Como si supiera lo que estoy pensando, Libby dice:
—¿Lo ves? No puedes arrojar todo esto por la borda. Esta vez no. Otra vez no. Nuestra última oportunidad no.
—Pero está mal —digo—. Todo esto está mal.
—Por supuesto que está mal —dice Libby. Tiene el rostro pálido y macilento. Me doy cuenta, quizá por primera vez, de que sus ojos son finos y despiadados. Lo cual es algo que francamente deberías haber percibido en tu mujer antes de llegar a los diez años de matrimonio—. Por supuesto que está mal, Jimmy. Pero esa no es una cuestión de la que personas como nosotros podamos preocuparnos. Las personas sin adicciones, ellas sí que pueden preocuparse por lo que está bien y lo que está mal. Las personas capaces de encontrar otro trabajo, ellas pueden preocuparse por lo que está bien y lo que está mal. Las personas sin hijos muertos, ellas pueden preocuparse por lo que está bien y lo que está mal. Las personas como nosotros…
Libby niega con la cabeza. Deja que el pensamiento quede en suspenso, inconcluso.
Estoy atónito. Soy literalmente incapaz de pronunciar una sola palabra. El aire ha abandonado mis pulmones. Mi cuerpo está rígido. Inmóvil.
Su voz se ablanda.
—Jimmy —dice con suavidad—. Eres un buen hombre.
—¿Lo soy? —susurro.
—Lo suficiente —dice, no sin cariño—. Te mereces algo mejor. Por fin tienes una oportunidad. Dios sabrá cómo la has conseguido, pero por fin la tienes. Acéptala. Por una vez, acepta lo que se te ofrece.
—Pero es una trampa, Libby. Me están preparando una encerrona.
Libby se sienta a mi lado. Me agarra la mano. Su piel es fría y reptiliana.
—Por supuesto que es una encerrona —dice—. Por supuesto que sí. Y cuando llegue el momento, serás tú quien caiga. Así será. Pero puede que ese día tarde mucho en llegar. O puede que no llegue nunca. Y hasta entonces… —se interrumpe.
—Hasta entonces… ¿qué?
—Hasta entonces, podemos estar juntos. Podemos intentar ser felices. Yo puedo intentar ser tu esposa. Te están ofreciendo un regalo. ¿No te das cuenta?
—¿Un regalo?
—Una segunda oportunidad. ¿Cuántas personas llegan a obtenerla después de haberlo echado todo a perder la primera vez? Este es tu reinicio. Tu segunda oportunidad. Una nueva vida. Una nueva casa. Dinero. Una esposa que te quiere.
—¿Es eso cierto?
Libby me mira durante un largo rato, como si estuviera intentando decidirse. Cuando por fin vuelve a hablar, responde a otra pregunta.

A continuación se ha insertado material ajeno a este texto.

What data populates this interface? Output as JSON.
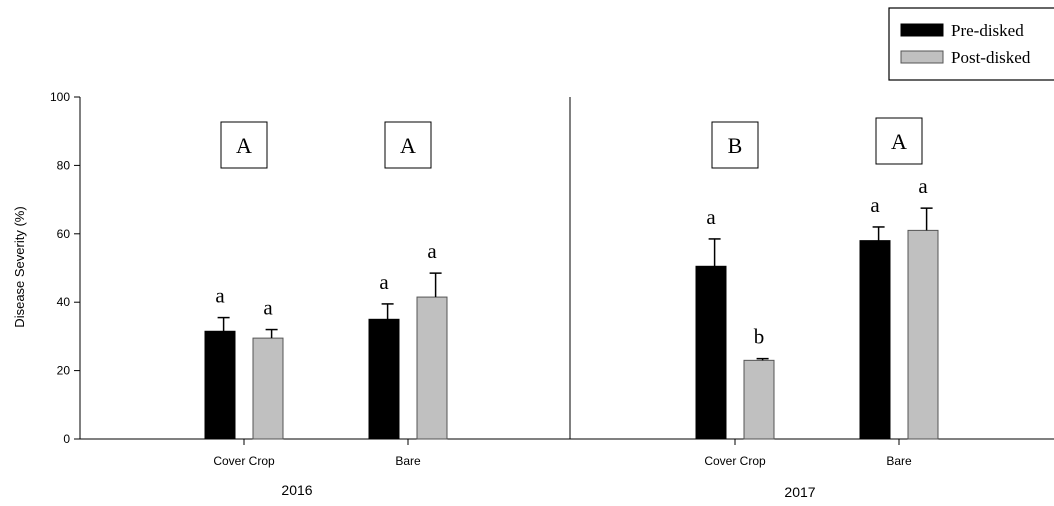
{
  "chart_data": {
    "type": "bar",
    "ylabel": "Disease Severity (%)",
    "ylim": [
      0,
      100
    ],
    "yticks": [
      0,
      20,
      40,
      60,
      80,
      100
    ],
    "grid": false,
    "legend_position": "top-right",
    "series": [
      {
        "name": "Pre-disked",
        "color": "#000000"
      },
      {
        "name": "Post-disked",
        "color": "#c0c0c0"
      }
    ],
    "panels": [
      {
        "label": "2016",
        "groups": [
          {
            "category": "Cover Crop",
            "group_letter": "A",
            "bars": [
              {
                "series": "Pre-disked",
                "value": 31.5,
                "error": 4,
                "letter": "a"
              },
              {
                "series": "Post-disked",
                "value": 29.5,
                "error": 2.5,
                "letter": "a"
              }
            ]
          },
          {
            "category": "Bare",
            "group_letter": "A",
            "bars": [
              {
                "series": "Pre-disked",
                "value": 35,
                "error": 4.5,
                "letter": "a"
              },
              {
                "series": "Post-disked",
                "value": 41.5,
                "error": 7,
                "letter": "a"
              }
            ]
          }
        ]
      },
      {
        "label": "2017",
        "groups": [
          {
            "category": "Cover Crop",
            "group_letter": "B",
            "bars": [
              {
                "series": "Pre-disked",
                "value": 50.5,
                "error": 8,
                "letter": "a"
              },
              {
                "series": "Post-disked",
                "value": 23,
                "error": 0.5,
                "letter": "b"
              }
            ]
          },
          {
            "category": "Bare",
            "group_letter": "A",
            "bars": [
              {
                "series": "Pre-disked",
                "value": 58,
                "error": 4,
                "letter": "a"
              },
              {
                "series": "Post-disked",
                "value": 61,
                "error": 6.5,
                "letter": "a"
              }
            ]
          }
        ]
      }
    ]
  }
}
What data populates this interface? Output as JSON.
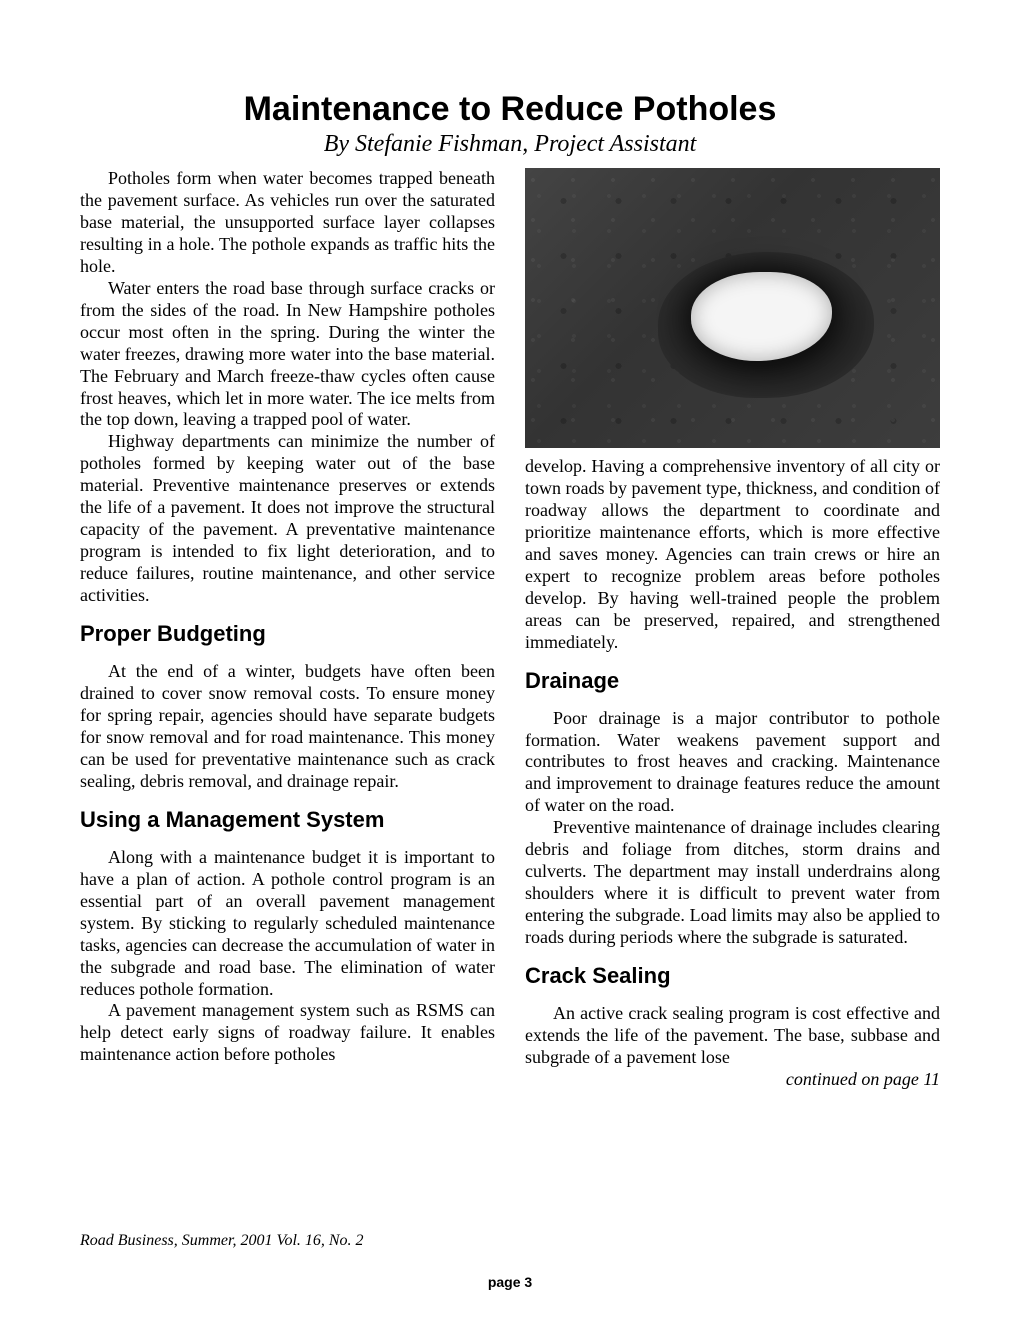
{
  "title": "Maintenance to Reduce Potholes",
  "byline": "By Stefanie Fishman, Project Assistant",
  "paragraphs_left": [
    "Potholes form when water becomes trapped beneath the pavement surface. As vehicles run over the saturated base material, the unsupported surface layer collapses resulting in a hole. The pothole expands as traffic hits the hole.",
    "Water enters the road base through surface cracks or from the sides of the road. In New Hampshire potholes occur most often in the spring. During the winter the water freezes, drawing more water into the base material. The February and March freeze-thaw cycles often cause frost heaves, which let in more water. The ice melts from the top down, leaving a trapped pool of water.",
    "Highway departments can minimize the number of potholes formed by keeping water out of the base material. Preventive maintenance preserves or extends the life of a pavement. It does not improve the structural capacity of the pavement. A preventative maintenance program is intended to fix light deterioration, and to reduce failures, routine maintenance, and other service activities."
  ],
  "sections_left": [
    {
      "heading": "Proper Budgeting",
      "paragraphs": [
        "At the end of a winter, budgets have often been drained to cover snow removal costs. To ensure money for spring repair, agencies should have separate budgets for snow removal and for road maintenance. This money can be used for preventative maintenance such as crack sealing, debris removal, and drainage repair."
      ]
    },
    {
      "heading": "Using a Management System",
      "paragraphs": [
        "Along with a maintenance budget it is important to have a plan of action. A pothole control program is an essential part of an overall pavement management system. By sticking to regularly scheduled maintenance tasks, agencies can decrease the accumulation of water in the subgrade and road base. The elimination of water reduces pothole formation.",
        "A pavement management system such as RSMS can help detect early signs of roadway failure. It enables maintenance action before potholes"
      ]
    }
  ],
  "right_continuation": "develop. Having a comprehensive inventory of all city or town roads by pavement type, thickness, and condition of roadway allows the department to coordinate and prioritize maintenance efforts, which is more effective and saves money. Agencies can train crews or hire an expert to recognize problem areas before potholes develop. By having well-trained people the problem areas can be preserved, repaired, and strengthened immediately.",
  "sections_right": [
    {
      "heading": "Drainage",
      "paragraphs": [
        "Poor drainage is a major contributor to pothole formation. Water weakens pavement support and contributes to frost heaves and cracking. Maintenance and improvement to drainage features reduce the amount of water on the road.",
        "Preventive maintenance of drainage includes clearing debris and foliage from ditches, storm drains and culverts. The department may install underdrains along shoulders where it is difficult to prevent water from entering the subgrade. Load limits may also be applied to roads during periods where the subgrade is saturated."
      ]
    },
    {
      "heading": "Crack Sealing",
      "paragraphs": [
        "An active crack sealing program is cost effective and extends the life of the pavement. The base, subbase and subgrade of a pavement lose"
      ]
    }
  ],
  "continued_text": "continued on page 11",
  "footer_citation": "Road Business, Summer, 2001 Vol. 16, No. 2",
  "page_label": "page 3",
  "figure": {
    "alt": "pothole-photo",
    "background_color": "#3a3a3a",
    "hole_color": "#f5f5f5"
  },
  "style": {
    "title_fontsize": 34,
    "byline_fontsize": 24,
    "body_fontsize": 18,
    "heading_fontsize": 22,
    "text_color": "#000000",
    "background_color": "#ffffff",
    "column_gap": 30
  }
}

—Esto es lo que quiero —dice—. Quiero que me prometas una cosa.
—¿Qué?
—Prométeme que no echarás a perder esto también. Prométeme que no irás a la policía.
—Pero, Libby…
—Prométemelo —dice ella.
—Libby…
—¡Prométemelo! —grita, con tanta fuerza y de manera tan repentina que su grito levanta eco en las paredes, el techo y el reloj de carillón, sobresaltándome.
Ahora con suavidad, con mucha más suavidad, pero con la misma insistencia, dice:
—Prométemelo. Prométemelo.
—Libby…
—Prométemelo —susurra ella—. Prométemelo.
Me roza la cara. Me besa en los labios.
—Libby… —digo.
—Prométemelo. Prométemelo.
—Te lo prometo —digo al fin. No tengo otra elección. Después de todo lo que le he hecho, de todos estos años, ¿cómo iba a decirle otra cosa? ¿Cómo podría alguien?